Agité, Lin Han attendit la tombée de la nuit, avant que les lumières du dortoir ne s'éteignent, puis se glissa hors de sa chambre. Il tapota la poche où reposait le mot de Chen Yan et marcha seul vers le bosquet qui séparait le bâtiment nord du campus, sous le clair de lune froid. Arrivé à la lisière, il s'arrêta net. Une brise se leva et les arbres, teintés d'un noir profond par la lune, émit d'étranges sifflements sourds, comme si d'innombrables âmes opprimées pleuraient et déploraient leur sort.

Sa respiration s'accéléra et Lin Han ne put s'empêcher de reculer. Des perles de sueur scintillantes au bout de son nez reflétaient le clair de lune. Pénétrer dans ce bosquet d'arbres surnommé la « Forêt Noire » revenait à entrer en territoire interdit. Une légende terrifiante, qui circulait depuis longtemps dans l'école, comme pour accentuer l'atmosphère pesante, lui revint en mémoire.

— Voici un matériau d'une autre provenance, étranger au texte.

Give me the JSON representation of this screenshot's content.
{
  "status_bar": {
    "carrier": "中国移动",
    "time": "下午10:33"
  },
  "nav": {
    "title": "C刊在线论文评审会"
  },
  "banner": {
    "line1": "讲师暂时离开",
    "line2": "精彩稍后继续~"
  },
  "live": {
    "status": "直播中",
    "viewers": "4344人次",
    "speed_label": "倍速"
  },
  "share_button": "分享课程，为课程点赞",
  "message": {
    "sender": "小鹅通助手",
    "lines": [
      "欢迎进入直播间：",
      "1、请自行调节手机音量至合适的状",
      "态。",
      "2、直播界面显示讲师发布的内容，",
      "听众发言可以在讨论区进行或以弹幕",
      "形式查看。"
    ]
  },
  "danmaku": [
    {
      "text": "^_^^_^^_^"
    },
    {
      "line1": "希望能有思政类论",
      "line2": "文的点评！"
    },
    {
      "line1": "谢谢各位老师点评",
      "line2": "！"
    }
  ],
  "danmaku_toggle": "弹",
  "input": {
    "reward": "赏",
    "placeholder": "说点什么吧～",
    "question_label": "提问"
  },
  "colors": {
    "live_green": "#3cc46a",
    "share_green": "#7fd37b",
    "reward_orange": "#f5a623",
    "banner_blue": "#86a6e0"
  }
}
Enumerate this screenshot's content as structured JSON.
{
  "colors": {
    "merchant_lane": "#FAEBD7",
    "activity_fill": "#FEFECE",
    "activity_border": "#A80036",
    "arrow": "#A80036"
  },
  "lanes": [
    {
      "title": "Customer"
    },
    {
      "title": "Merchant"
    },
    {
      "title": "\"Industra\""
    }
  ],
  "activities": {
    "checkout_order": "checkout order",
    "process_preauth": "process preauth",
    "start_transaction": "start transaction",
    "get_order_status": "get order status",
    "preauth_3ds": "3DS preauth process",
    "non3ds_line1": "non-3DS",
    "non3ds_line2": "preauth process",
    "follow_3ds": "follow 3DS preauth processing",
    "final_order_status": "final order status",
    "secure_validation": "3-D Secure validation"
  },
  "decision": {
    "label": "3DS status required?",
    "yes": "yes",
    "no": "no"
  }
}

Il y a vingt ans, la légende raconte qu'un étudiant de troisième année tomba éperdument amoureux d'une étudiante de première année, la plus belle du campus, admirée de tous. Après des dizaines de tentatives infructueuses pour la conquérir, le garçon, rongé par la haine, la poignarda à mort dans le bâtiment nord, par une belle nuit d'automne au clair de lune. Puis, pris d'une frénésie, il se précipita dans le bosquet et se pendit à la branche d'un vieux robinier.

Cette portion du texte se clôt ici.